# "Frio de rachar" - Mensageiro de Bragança - 30/01/2009



## Z13 (30 Jan 2009 às 18:29)

"*Desde sempre que a neve fez parte do cenário transmontano, mas nunca como agora causou tanto alarido. Andará o tempo “confuso” ou já nos esquecemos dos antigos nevões que isolavam a região?*"

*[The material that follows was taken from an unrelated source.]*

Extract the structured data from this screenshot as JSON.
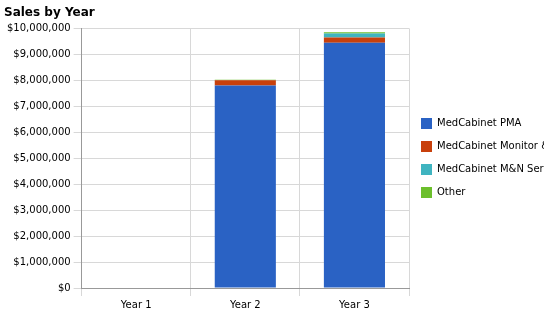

Toda a noticia em _Mensageiro de Bragança_: http://www.mdb.pt/noticia/1301







***************


----------



## trepkos (30 Jan 2009 às 18:35)

Excelente registo, já a minha mãe ( que é bastante nova ) diz que nos tempos de criança dela, esta zona do Alentejo tinham  frios de rachar, maio era o mês das trovoadas, os invernos eram rigorosos, o meu avô então, 'sobrevivente' do ciclone de 1941, em que o telhado da sua casa voou, diz que era normal os invernos serem rigorosos, frios, não havia seca, hoje por tudo e por nada fazem alarido, ou porque não chove ou porque chove, o meu avô viu nevar 4 ou 5 vezes desde que nasceu nos campos Alentejanos, entre alcaçer do sal e Montemor, e não só em 1954.


----------